It might be the season of giving, but that doesn’t mean taking is in any way, shape or form acceptable — especially at the office.
And I’m not talking about pilfering a pencil or two or a ream of paper here and there.
This is much more cerebral.
It seems that taking credit for someone else’s ideas is fairly commonplace in the workplace.
Twenty-nine percent of respondents to a survey conducted by OfficeTeam said they’ve had an idea stolen by a co-worker. And more than half of those did nothing in response.
Obviously they didn’t grow up in a tiny little town in south Texas — where thievery of any kind is sorely frowned upon.
So, what’s the motivation for taking someone else’s idea and making it your own?
I’ll leave it to Robert Hosking, executive director of OfficeTeam to fill you in.
“Today’s workplace is more competitive than ever and, unfortunately,” he said, “there are people who will go to great lengths to make themselves look good or get promoted, including taking credit for someone else’s ideas.”
So, what’s an honest, hardworking employee to do?
“Being proactive in sharing your vision with your manager and colleagues early on can help ensure others know the concept originated with you,” Hosking said.
And here are a few other tips from the folks at OfficeTeam to help ensure that you get the credit you deserve:
Report up.
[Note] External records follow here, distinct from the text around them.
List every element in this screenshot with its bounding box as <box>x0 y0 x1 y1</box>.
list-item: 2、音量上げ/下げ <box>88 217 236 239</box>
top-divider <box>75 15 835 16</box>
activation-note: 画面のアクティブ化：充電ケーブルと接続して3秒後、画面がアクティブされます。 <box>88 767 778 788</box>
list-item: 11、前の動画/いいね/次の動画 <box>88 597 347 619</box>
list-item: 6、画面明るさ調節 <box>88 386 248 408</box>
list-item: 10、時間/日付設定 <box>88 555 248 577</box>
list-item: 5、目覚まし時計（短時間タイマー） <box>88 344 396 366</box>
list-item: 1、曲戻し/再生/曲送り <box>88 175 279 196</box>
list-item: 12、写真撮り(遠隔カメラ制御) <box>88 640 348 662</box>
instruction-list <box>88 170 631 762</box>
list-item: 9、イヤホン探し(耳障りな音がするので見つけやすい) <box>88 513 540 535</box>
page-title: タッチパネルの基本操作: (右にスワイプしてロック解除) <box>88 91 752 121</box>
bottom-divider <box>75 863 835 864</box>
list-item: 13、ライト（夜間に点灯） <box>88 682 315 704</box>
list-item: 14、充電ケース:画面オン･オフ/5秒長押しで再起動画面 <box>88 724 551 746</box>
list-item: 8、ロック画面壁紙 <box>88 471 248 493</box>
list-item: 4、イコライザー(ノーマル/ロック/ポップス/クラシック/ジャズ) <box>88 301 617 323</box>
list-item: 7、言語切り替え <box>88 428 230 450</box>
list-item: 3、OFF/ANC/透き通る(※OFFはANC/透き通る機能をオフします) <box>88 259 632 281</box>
Use status updates to remind your manager about your ideas and the progress being made to implement them.
Look for patterns. If a minor contribution is occasionally overlooked, you might decide to let it go. However, if other people routinely get credit for your ideas, it’s a sign that you need to be more assertive.
Don’t act in haste. When someone receives credit for your idea, try to get to the bottom of the situation. It could be a misunderstanding. Be sure to give your colleague the opportunity to present his or her side of the story to you.
Set the record straight. If you are credited with a co-worker’s idea, be sure to swiftly correct. Your colleague will appreciate it.
But don’t forget that giving credit is just as beneficial.
“Employees and supervisors should acknowledge those who help to move an idea forward,” Hosking said. “Most business successes are the result of collaboration, not the efforts of a single individual.”
And of course, if thoughtfulness, kindness, understanding and brotherhood don’t work — you could always revert to the Wild West mentality and get a rope.